Elisabeth Cordeiro, se queja de que hay demasiados niños viejos, en esta entrada. Hoy, que me siento especialmente fastidiado y triste, me di a la tarea de revisar su reflexión y, como de ordinario acontece, me encuentro en la penosa situación de disentir; pero no he querido entablar un debate en los comentarios de su blog y he preferido, también como de ordinario, dejar la liga y transportar a mi terreno la disquisición, aunque breve, sobre el caso.
A mi parecer, cuando los niños pierden sus ilusiones y sueños, no están creciendo, sino que están absorbiendo el cúmulo de desesperanza y frustración que los rodea. Los niños, además de una gran capacidad para percibir los diferentes matices que encuentran a su alrededor, son también muy receptivos y se «contagian» con facilidad de aquello que han observado primero. Cuando nos encontramos con pequeños sufrientes por asuntos de amor (que rara vez es amor verdadero), en realidad están replicando eso que han visto en otra parte (en el hogar, en la televisión, en el colegio, etcétera); lo mismo ocurre con los que ya no creen en los Reyes Magos o los que se conducen como si fueran los más experimentados hombres de mundo. Es verdad que hay niños a quienes la niñez les ha sido arrebatada, pero sus realidades son infinitamente más atroces; no son los pequeños que dibujan corazoncitos multicolores con expresión melancólica, sino aquellos que a sus nueve, diez o doce años cargan un fusil y saben que van a morir en cualquier enfrentamiento, a cualquier hora del día, o esos pequeños que han dejado sus juegos recreativos para complacer los perversos deseos de gente que compra sus sexos como si se tratase de un producto de supermercado. Los niños de las cómodas sociedades primermundistas no están creciendo, están aprendiendo del tedio adulto que ven todos los días. Un país como España, que está sumido en un letargo aberrante y lamentable, nos ofrece el ejemplo perfecto para esta afirmación: sus ciudadanos no tienen de qué preocuparse, su crisis es una mala burla de un problema económico que no tiene pies ni cabeza (deberían vivir las crisis americanas, para que sepan lo que es tener problemas), la preocupaciones de muchos adultos son conseguir suficiente perico esa semana para evadirse de su cómoda realidad. Los niños que crecen en este contexto reproducen los comportamientos, porque antes que todo son seres pensantes y necesitados de una identificación sólida. Está en nuestra naturaleza el clonar comportamientos.
Pensar que el crecimiento o el envejecimiento es el culpable de la «pérdida» de la inocencia, es creer que los niños vienen en perfecto estado por default, idea enternecedora pero equivocada. Los pequeños no se autoconstruyen, sino que aprenden a autoconstruirse y a autodestruirse según lo que ven en el mundo que los rodea. No hay niños viejos sin viejos viejos.
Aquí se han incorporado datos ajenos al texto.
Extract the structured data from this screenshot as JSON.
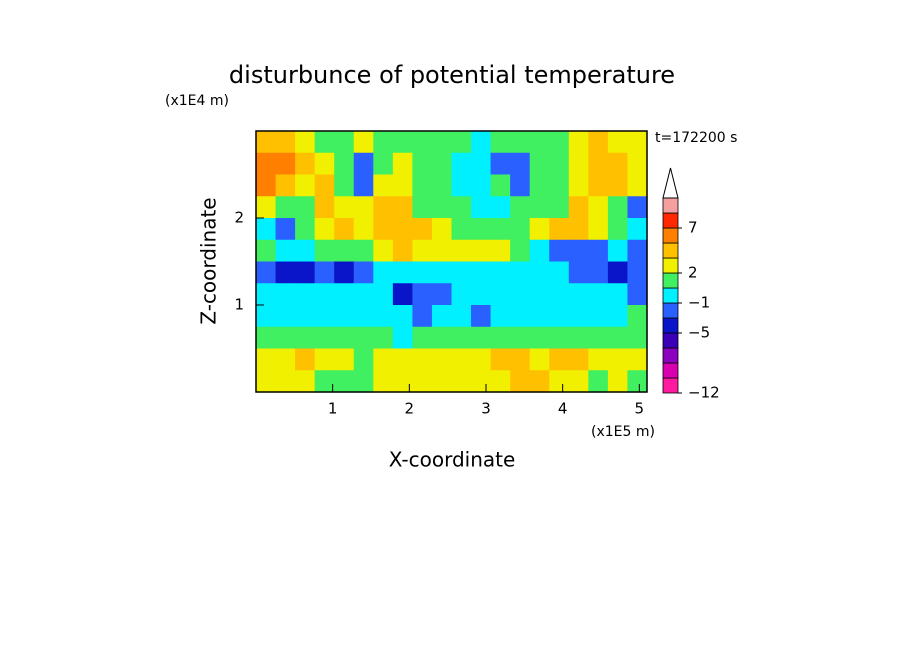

Los niños que se crían en familias que fomentan la creatividad, el diálogo y la interacción, constantemente echan a volar la imaginación y recrean su entorno en incontables ocasiones; por el contrario, los que crecen desatendidos, tienden a desarrollar conductas que atraigan la atención y que opaquen el sentimiento de soledad que los anega. Esas pequeñas que a sus doce años lloran por sus novios no están amando verdaderamente, lo más seguro es que ni siquiera sepan en qué consiste amar (y no porque exista una fórmula para ello, sino porque el amor verdadero es maduro y… lloriquear por el novio de dos semanas ciertamente no refleja demasiada madurez), sino que están copiando las reacciones exageradas de sus hermanas mayores, de sus madres o de las protagonistas de la telenovela de moda.
Tendríamos que empezar a pensar más lógica y racionalmente y menos fantásticamente, no porque la imaginación y la fantasía deban desterrarse, sino porque su función no es la de analizar la sociedad para su mejoría. No es preocupante que los niños estén como los vemos si, a final de cuentas, son el reflejo de lo que somos. Lo preocupante es que sigamos sin mejorar nuestra vida, depositando la responsabilidad de soñar en quienes lo aprenden de nosotros.